The Church on the Hill, as seen from Main Street around 1905-1915. Image courtesy of the Library of Congress, Detroit Publishing Company Collection.
The church in 2015:
This historic church in Lenox was built 1805 as the town’s second meeting house, replacing a smaller church building that had been built on the same site around 1770. The building’s design is an excellent example of the traditional late 18th and early 19th century New England church architecture, and some sources, such as the Massachusetts Cultural Resource Information System, credit Isaac Damon with its design. This seems doubtful, though. While Damon designed many churches in Western Massachusetts, he was still living in Weymouth when this church was built in 1805, and he would not begin his architectural career until he moved to Northampton six years later.
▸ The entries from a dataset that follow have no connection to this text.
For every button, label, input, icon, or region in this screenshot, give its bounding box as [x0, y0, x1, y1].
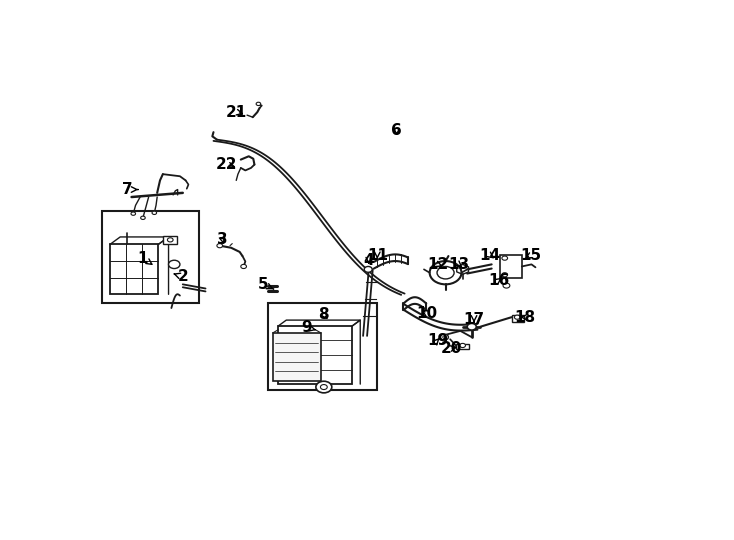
- Text: 7: 7: [122, 182, 138, 197]
- Text: 22: 22: [216, 157, 237, 172]
- Circle shape: [256, 102, 261, 105]
- Text: 11: 11: [367, 248, 388, 263]
- Circle shape: [364, 266, 372, 272]
- Circle shape: [141, 216, 145, 219]
- Circle shape: [152, 211, 156, 214]
- Text: 6: 6: [391, 123, 402, 138]
- Circle shape: [321, 384, 327, 389]
- Text: 16: 16: [488, 273, 509, 288]
- Text: 9: 9: [302, 320, 316, 335]
- Circle shape: [131, 212, 136, 215]
- Circle shape: [167, 238, 173, 242]
- Circle shape: [443, 336, 446, 339]
- Text: 12: 12: [427, 257, 448, 272]
- Circle shape: [502, 256, 508, 260]
- Text: 17: 17: [463, 312, 484, 327]
- Circle shape: [241, 265, 247, 268]
- Circle shape: [515, 315, 520, 319]
- Text: 4: 4: [363, 253, 374, 268]
- Text: 8: 8: [319, 307, 329, 322]
- Text: 19: 19: [427, 333, 448, 348]
- Circle shape: [503, 283, 510, 288]
- Bar: [268, 302, 377, 390]
- Text: 5: 5: [258, 277, 272, 292]
- Bar: [278, 326, 352, 384]
- Circle shape: [169, 260, 180, 268]
- Bar: [110, 245, 159, 294]
- Text: 3: 3: [217, 232, 228, 247]
- Text: 14: 14: [479, 248, 501, 263]
- Bar: [456, 344, 470, 349]
- Bar: [164, 236, 177, 244]
- Circle shape: [429, 261, 462, 285]
- Text: 18: 18: [515, 310, 536, 325]
- Bar: [500, 255, 522, 278]
- Text: 13: 13: [448, 257, 469, 272]
- Circle shape: [316, 381, 332, 393]
- Circle shape: [437, 266, 454, 279]
- Text: 15: 15: [520, 248, 542, 263]
- Text: 20: 20: [440, 341, 462, 356]
- Circle shape: [217, 244, 222, 248]
- Text: 2: 2: [174, 269, 188, 285]
- Bar: [102, 211, 199, 302]
- Bar: [272, 333, 321, 381]
- Circle shape: [440, 334, 448, 340]
- Circle shape: [468, 323, 476, 330]
- Bar: [512, 315, 524, 322]
- Text: 21: 21: [226, 105, 247, 120]
- Circle shape: [502, 273, 508, 277]
- Text: 1: 1: [138, 251, 152, 266]
- Text: 10: 10: [417, 306, 438, 321]
- Circle shape: [459, 343, 465, 348]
Regardless of who designed it, though, this picturesque church has long been popular among visitors to Lenox. The first photo was taken at a time when Lenox was a popular resort town, and for the many wealthy New York City residents who spent their summer here, the church would have contributed to the town’s appearance as a quaint New England village. Not much has changed for the church since then. Other than different windows and the addition of shutters, almost everything else on the exterior is the same from the first photo. Even the tree in the background to the left appears to be the same one. Based on its size in the first photo, it is probably at least as old as the church itself, if not older.